Quando este deputado vinha para a sua região eleitoral, ela sempre estava presente. Todos desconfiavam que eles tinham caso!

O tempo passou e agora cinquentona, apresentava pés de galinha, havia engordado um pouco, os dentes não estavam mais alvos, mas conservava as duas covinhas. Célia, quando se olhava no espelho não gostava da flacidez de suas pálpebras inferiores, das bolsas de gordura formadas debaixo das mesmas, o que lhe dava aparência de cansaço e mais idade. Também detestava algumas pregas na pele do rosto e de ambos os lados do pescoço. Quando puxava um pouco sua pele, sentia que necessitava de uma pequena plástica no rosto. Fez um clareamento dentário, que ficou razoavelmente bom.
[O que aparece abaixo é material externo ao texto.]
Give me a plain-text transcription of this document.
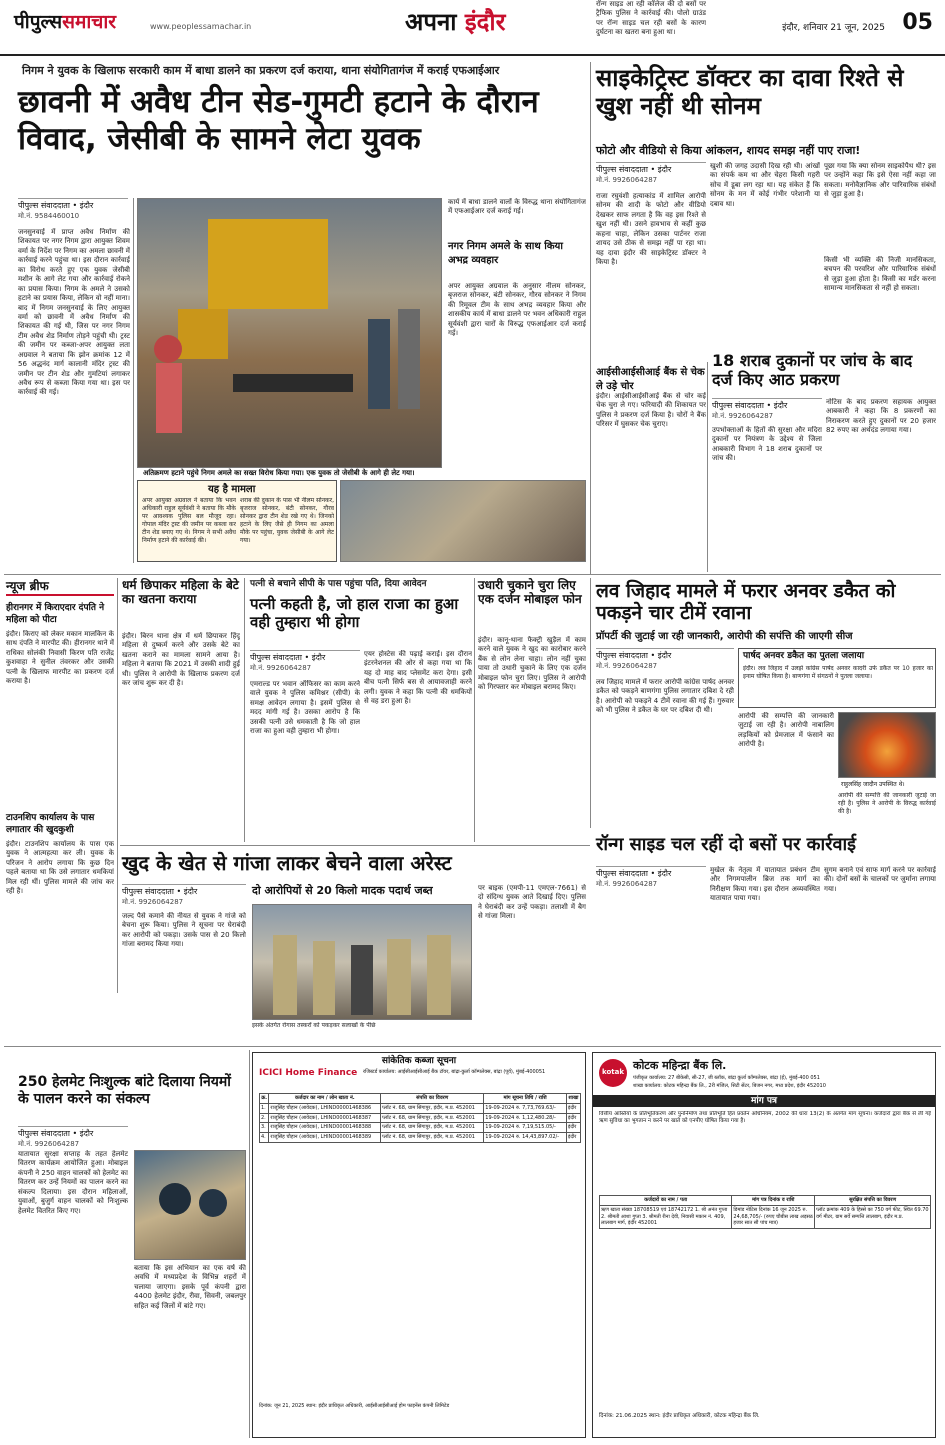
पीपुल्ससमाचार	www.peoplessamachar.in	अपना इंदौर	इंदौर, शनिवार 21 जून, 2025 05
निगम ने युवक के खिलाफ सरकारी काम में बाधा डालने का प्रकरण दर्ज कराया, थाना संयोगितागंज में कराई एफआईआर
छावनी में अवैध टीन सेड-गुमटी हटाने के दौरान विवाद, जेसीबी के सामने लेटा युवक
पीपुल्स संवाददाता • इंदौर
मो.नं. 9584460010
जनसुनवाई में प्राप्त अवैध निर्माण की शिकायत पर नगर निगम द्वारा आयुक्त शिवम वर्मा के निर्देश पर निगम का अमला छावनी में कार्रवाई करने पहुंचा था। इस दौरान कार्रवाई का विरोध करते हुए एक युवक जेसीबी मशीन के आगे लेट गया और कार्रवाई रोकने का प्रयास किया। निगम के अमले ने उसको हटाने का प्रयास किया, लेकिन वो नहीं माना। बाद में निगम जनसुनवाई के लिए आयुक्त वर्मा को छावनी में अवैध निर्माण की शिकायत की गई थी, जिस पर नगर निगम टीम अवैध शेड निर्माण तोड़ने पहुंची थी। ट्रस्ट की जमीन पर कब्जा-अपर आयुक्त लता अग्रवाल ने बताया कि झोन क्रमांक 12 में 56 अद्धनंद मार्ग कालानी मंदिर ट्रस्ट की जमीन पर टीन शेड और गुमटियां लगाकर अवैध रूप से कब्जा किया गया था। इस पर कार्रवाई की गई।
अतिक्रमण हटाने पहुंचे निगम अमले का सख्त विरोध किया गया। एक युवक तो जेसीबी के आगे ही लेट गया।
कार्य में बाधा डालने वालों के विरुद्ध थाना संयोगितागंज में एफआईआर दर्ज कराई गई।
नगर निगम अमले के साथ किया अभद्र व्यवहार
अपर आयुक्त अग्रवाल के अनुसार नीलम सोनकर, बृजराज सोनकर, बंटी सोनकर, गौरव सोनकर ने निगम की रिमूवल टीम के साथ अभद्र व्यवहार किया और शासकीय कार्य में बाधा डालने पर भवन अधिकारी राहुल सूर्यवंशी द्वारा चारों के विरुद्ध एफआईआर दर्ज कराई गई।
यह है मामला
अपर आयुक्त अग्रवाल ने बताया कि भवन अधिकारी राहुल सूर्यवंशी ने बताया कि मौके पर आवश्यक पुलिस बल मौजूद रहा। गोपाल मंदिर ट्रस्ट की जमीन पर कब्जा कर टीन शेड बनाए गए थे। निगम ने सभी अवैध निर्माण हटाने की कार्रवाई की।
शराब की दुकान के पास भी नीलम सोनकर, बृजराज सोनकर, बंटी सोनकर, गौरव सोनकर द्वारा टीन शेड रखे गए थे। जिनको हटाने के लिए जैसे ही निगम का अमला मौके पर पहुंचा, युवक जेसीबी के आगे लेट गया।
साइकेट्रिस्ट डॉक्टर का दावा रिश्ते से खुश नहीं थी सोनम
फोटो और वीडियो से किया आंकलन, शायद समझ नहीं पाए राजा!
पीपुल्स संवाददाता • इंदौर
मो.नं. 9926064287
राजा रघुवंशी हत्याकांड में शामिल आरोपी सोनम की शादी के फोटो और वीडियो देखकर साफ लगता है कि वह इस रिश्ते से खुश नहीं थी। उसने हावभाव से कहीं कुछ कहना चाहा, लेकिन उसका पार्टनर राजा शायद उसे ठीक से समझ नहीं पा रहा था। यह दावा इंदौर की साइकेट्रिस्ट डॉक्टर ने किया है।
खुशी की जगह उदासी दिख रही थी। आंखों का संपर्क कम था और चेहरा किसी गहरी सोच में डूबा लग रहा था। यह संकेत हैं कि सोनम के मन में कोई गंभीर परेशानी या दबाव था।
पूछा गया कि क्या सोनम साइकोपैथ थी? इस पर उन्होंने कहा कि इसे ऐसा नहीं कहा जा सकता। मनोवैज्ञानिक और पारिवारिक संबंधों से जुड़ा हुआ है।
किसी भी व्यक्ति की निजी मानसिकता, बचपन की परवरिश और पारिवारिक संबंधों से जुड़ा हुआ होता है। किसी का मर्डर करना सामान्य मानसिकता से नहीं हो सकता।
आईसीआईसीआई बैंक से चेक ले उड़े चोर
इंदौर। आईसीआईसीआई बैंक से चोर कई चेक चुरा ले गए। फरियादी की शिकायत पर पुलिस ने प्रकरण दर्ज किया है। चोरों ने बैंक परिसर में घुसकर चेक चुराए।
18 शराब दुकानों पर जांच के बाद दर्ज किए आठ प्रकरण
पीपुल्स संवाददाता • इंदौर
मो.नं. 9926064287
उपभोक्ताओं के हितों की सुरक्षा और मदिरा दुकानों पर नियंत्रण के उद्देश्य से जिला आबकारी विभाग ने 18 शराब दुकानों पर जांच की।
नोटिस के बाद प्रकरण सहायक आयुक्त आबकारी ने कहा कि 8 प्रकरणों का निराकरण करते हुए दुकानों पर 20 हजार 82 रुपए का अर्थदंड लगाया गया।
न्यूज ब्रीफ
हीरानगर में किराएदार दंपति ने महिला को पीटा
इंदौर। किराए को लेकर मकान मालकिन के साथ दंपति ने मारपीट की। हीरानगर थाने में राधिका सोलंकी निवासी किरण पति राजेंद्र कुशवाहा ने सुनील तंवरकर और उसकी पत्नी के खिलाफ मारपीट का प्रकरण दर्ज कराया है।
टाउनशिप कार्यालय के पास लगातार की खुदकुशी
इंदौर। टाउनशिप कार्यालय के पास एक युवक ने आत्महत्या कर ली। युवक के परिजन ने आरोप लगाया कि कुछ दिन पहले बताया था कि उसे लगातार धमकियां मिल रही थीं। पुलिस मामले की जांच कर रही है।
धर्म छिपाकर महिला के बेटे का खतना कराया
इंदौर। बिरन थाना क्षेत्र में धर्म छिपाकर हिंदू महिला से दुष्कर्म करने और उसके बेटे का खतना कराने का मामला सामने आया है। महिला ने बताया कि 2021 में उसकी शादी हुई थी। पुलिस ने आरोपी के खिलाफ प्रकरण दर्ज कर जांच शुरू कर दी है।
पत्नी से बचाने सीपी के पास पहुंचा पति, दिया आवेदन
पत्नी कहती है, जो हाल राजा का हुआ वही तुम्हारा भी होगा
पीपुल्स संवाददाता • इंदौर
मो.नं. 9926064287
एमराल्ड पर भवान ऑफिसर का काम करने वाले युवक ने पुलिस कमिश्नर (सीपी) के समक्ष आवेदन लगाया है। इसमें पुलिस से मदद मांगी गई है। उसका आरोप है कि उसकी पत्नी उसे धमकाती है कि जो हाल राजा का हुआ वही तुम्हारा भी होगा।
एयर होस्टेस की पढ़ाई कराई। इस दौरान इंटरनेशनल की ओर से कहा गया था कि यह दो माह बाद प्लेसमेंट करा देगा। इसी बीच पत्नी सिर्फ बस से आयावजाही करने लगी। युवक ने कहा कि पत्नी की धमकियों से वह डरा हुआ है।
उधारी चुकाने चुरा लिए एक दर्जन मोबाइल फोन
इंदौर। कानू-थाना फैक्ट्री खुड़ैल में काम करने वाले युवक ने खुद का कारोबार करने बैंक से लोन लेना चाहा। लोन नहीं चुका पाया तो उधारी चुकाने के लिए एक दर्जन मोबाइल फोन चुरा लिए। पुलिस ने आरोपी को गिरफ्तार कर मोबाइल बरामद किए।
लव जिहाद मामले में फरार अनवर डकैत को पकड़ने चार टीमें रवाना
प्रॉपर्टी की जुटाई जा रही जानकारी, आरोपी की सपंत्ति की जाएगी सीज
पीपुल्स संवाददाता • इंदौर
मो.नं. 9926064287
लव जिहाद मामले में फरार आरोपी कांग्रेस पार्षद अनवर डकैत को पकड़ने बाणगंगा पुलिस लगातार दबिश दे रही है। आरोपी को पकड़ने 4 टीमें रवाना की गई हैं। गुरुवार को भी पुलिस ने डकैत के घर पर दबिश दी थी।
पार्षद अनवर डकैत का पुतला जलाया
इंदौर। लव जिहाद में उलझे कांग्रेस पार्षद अनवर कादरी उर्फ डकैत पर 10 हजार का इनाम घोषित किया है। बाणगंगा में संगठनों ने पुतला जलाया।
आरोपी की सम्पत्ति की जानकारी जुटाई जा रही है। आरोपी नाबालिग लड़कियों को प्रेमजाल में फंसाने का आरोपी है।
राहुलसिंह जादौन उपस्थित थे।
आरोपी की सम्पत्ति की जानकारी जुटाई जा रही है। पुलिस ने आरोपी के विरुद्ध कार्रवाई की है।
खुद के खेत से गांजा लाकर बेचने वाला अरेस्ट
पीपुल्स संवाददाता • इंदौर
मो.नं. 9926064287
जल्द पैसे कमाने की नीयत से युवक ने गांजे को बेचना शुरू किया। पुलिस ने सूचना पर घेराबंदी कर आरोपी को पकड़ा। उसके पास से 20 किलो गांजा बरामद किया गया।
दो आरोपियों से 20 किलो मादक पदार्थ जब्त
इसके अंतर्गत रोगास तस्करों को पकड़कर सलाखों के पीछे
पर बाइक (एमपी-11 एमएल-7661) से दो संदिग्ध युवक आते दिखाई दिए। पुलिस ने घेराबंदी कर उन्हें पकड़ा। तलाशी में बैग से गांजा मिला।
रॉन्ग साइड चल रहीं दो बसों पर कार्रवाई
पीपुल्स संवाददाता • इंदौर
मो.नं. 9926064287
रॉन्ग साइड आ रही कॉलेज की दो बसों पर ट्रैफिक पुलिस ने कार्रवाई की। पोलो ग्राउंड पर रॉन्ग साइड चल रही बसों के कारण दुर्घटना का खतरा बना हुआ था।
मुखेल के नेतृत्व में यातायात प्रबंधन टीम और निगमपालीन ब्रिज तक मार्ग का निरीक्षण किया गया। इस दौरान अव्यवस्थित यातायात पाया गया।
सुगम बनाने एवं साफ मार्ग करने पर कार्रवाई की। दोनों बसों के चालकों पर जुर्माना लगाया गया।
250 हेलमेट निःशुल्क बांटे दिलाया नियमों के पालन करने का संकल्प
पीपुल्स संवाददाता • इंदौर
मो.नं. 9926064287
यातायात सुरक्षा सप्ताह के तहत हेलमेट वितरण कार्यक्रम आयोजित हुआ। मोबाइल कंपनी ने 250 वाहन चालकों को हेलमेट का वितरण कर उन्हें नियमों का पालन करने का संकल्प दिलाया। इस दौरान महिलाओं, युवाओं, बुजुर्ग वाहन चालकों को निःशुल्क हेलमेट वितरित किए गए।
बताया कि इस अभियान का एक वर्ष की अवधि में मध्यप्रदेश के विभिन्न शहरों में चलाया जाएगा। इसके पूर्व कंपनी द्वारा 4400 हेलमेट इंदौर, रीवा, सिवनी, जबलपुर सहित कई जिलों में बांटे गए।
सांकेतिक कब्जा सूचना
ICICI Home Finance रजिस्टर्ड कार्यालय: आईसीआईसीआई बैंक टॉवर, बांद्रा-कुर्ला कॉम्पलेक्स, बांद्रा (पूर्व), मुंबई-400051
क्र.	कर्जदार का नाम / लोन खाता नं.	संपत्ति का विवरण	मांग सूचना तिथि / राशि	शाखा
1.	राजूसिंह चौहान (आवेदक), LHIND00001468386	प्लॉट नं. 68, ग्राम सिंगापुर, इंदौर, म.प्र. 452001	19-09-2024 रु. 7,73,769.63/-	इंदौर
2.	राजूसिंह चौहान (आवेदक), LHIND00001468387	प्लॉट नं. 68, ग्राम सिंगापुर, इंदौर, म.प्र. 452001	19-09-2024 रु. 1,12,480.28/-	इंदौर
3.	राजूसिंह चौहान (आवेदक), LHIND00001468388	प्लॉट नं. 68, ग्राम सिंगापुर, इंदौर, म.प्र. 452001	19-09-2024 रु. 7,19,515.05/-	इंदौर
4.	राजूसिंह चौहान (आवेदक), LHIND00001468389	प्लॉट नं. 68, ग्राम सिंगापुर, इंदौर, म.प्र. 452001	19-09-2024 रु. 14,43,897.02/-	इंदौर
दिनांक: जून 21, 2025 स्थान: इंदौर प्राधिकृत अधिकारी, आईसीआईसीआई होम फाइनेंस कंपनी लिमिटेड
kotak
कोटक महिन्द्रा बैंक लि.
पंजीकृत कार्यालय: 27 बीकेसी, सी-27, जी ब्लॉक, बांद्रा कुर्ला कॉम्पलेक्स, बांद्रा (ई), मुंबई-400 051
शाखा कार्यालय: कोटक महिन्द्रा बैंक लि., 2री मंजिल, सिटी सेंटर, बिजन नगर, मध्य प्रदेश, इंदौर 452010
मांग पत्र
वित्तीय आस्तियों के प्रतिभूतिकरण और पुनर्निर्माण तथा प्रतिभूति हित प्रवर्तन अधिनियम, 2002 की धारा 13(2) के अंतर्गत मांग सूचना। कर्जदारों द्वारा बैंक से ली गई ऋण सुविधा का भुगतान न करने पर खाते को एनपीए घोषित किया गया है।
कर्जदारों का नाम / पता	मांग पत्र दिनांक व राशि	सुरक्षित संपत्ति का विवरण
ऋण खाता संख्या 18708519 एवं 18742172 1. श्री अनंत गुप्ता 2. श्रीमती आशा गुप्ता 3. श्रीमती रीना देवी, निवासी मकान नं. 409, लालबाग मार्ग, इंदौर 452001	डिमांड नोटिस दिनांक 16 जून 2025 रु. 24,68,705/- (रुपए चौबीस लाख अड़सठ हजार सात सौ पांच मात्र)	प्लॉट क्रमांक 409 के हिस्से का 750 वर्ग फीट, स्थित 69.70 वर्ग मीटर, ग्राम सर्वे सम्पत्ति लालबाग, इंदौर म.प्र.
दिनांक: 21.06.2025 स्थान: इंदौर प्राधिकृत अधिकारी, कोटक महिन्द्रा बैंक लि.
Nesta ocasião, morando em São Paulo, marcou consulta comigo, neurocirurgião. Queixava-se de dores de cabeça, que percebi, após ter feito exames, inclusive de imagem, que seria de origem tensional. Notei que já não era aquela gata, mas que ainda não estava para se jogar fora, principalmente com toda a experiência que devia ter. Concordei com ela que, uma blefaroplastia e ligeira cirurgia facial poderiam devolver-lhe alguns anos.

Tempos após, em sua cidade, procurou um cirurgião plástico, que dizia a todos, ter feito seu aprendizado com o próprio Ivo Pitangui, no Rio.

Após uns dois anos, voltando a meu consultório, quando entrou, quase não a reconheci. Foi logo dizendo: - Doutor, veja o que aprontaram comigo!

Contou que havia sido submetida a três cirurgias na face. Na primeira, o médico de sua cidade havia tirado suas bolsas gordurosas das pálpebras, mas tirara tanta pálpebra que não conseguia fechar completamente os olhos, que ressecavam muito quando dormia, ficando irritados, avermelhados. Ao mesmo tempo, ao esticar a pele do rosto e do pescoço, também havia exagerado. Na segunda cirurgia tentara corrigir, mas não ficara boa. Teve que vir a São Paulo procurar um outro plástico, que tentou melhorar a estética em seus olhos e rosto.

Quando a olhei, como disse, não a reconheci. Estava horrivelmente deformada, com a cara diferente, feia, não fechava completamente os olhos, não conseguia fazer um bico na boca, de tão esticada que estava.   Havia emagrecido, pernas finas, barriga proeminente e ainda, mantinha sua cefaleia. Enfim, era outra pessoa. E agora, bem neurótica. E, sem as belas covinhas no rosto!

Havia retornado para morar na cidade do interior, em um pequeno quartinho da casa de sua irmã, que passou a sustentá-la.

Quando era jovem e bonita, não precisava de ninguém, era bem autossuficiente!
Morreu aos 60 anos, segundo meu primo, de tristeza! Disse que ultimamente vivia cantando:

- Tristeza, não tem fim! Felicidade, sim!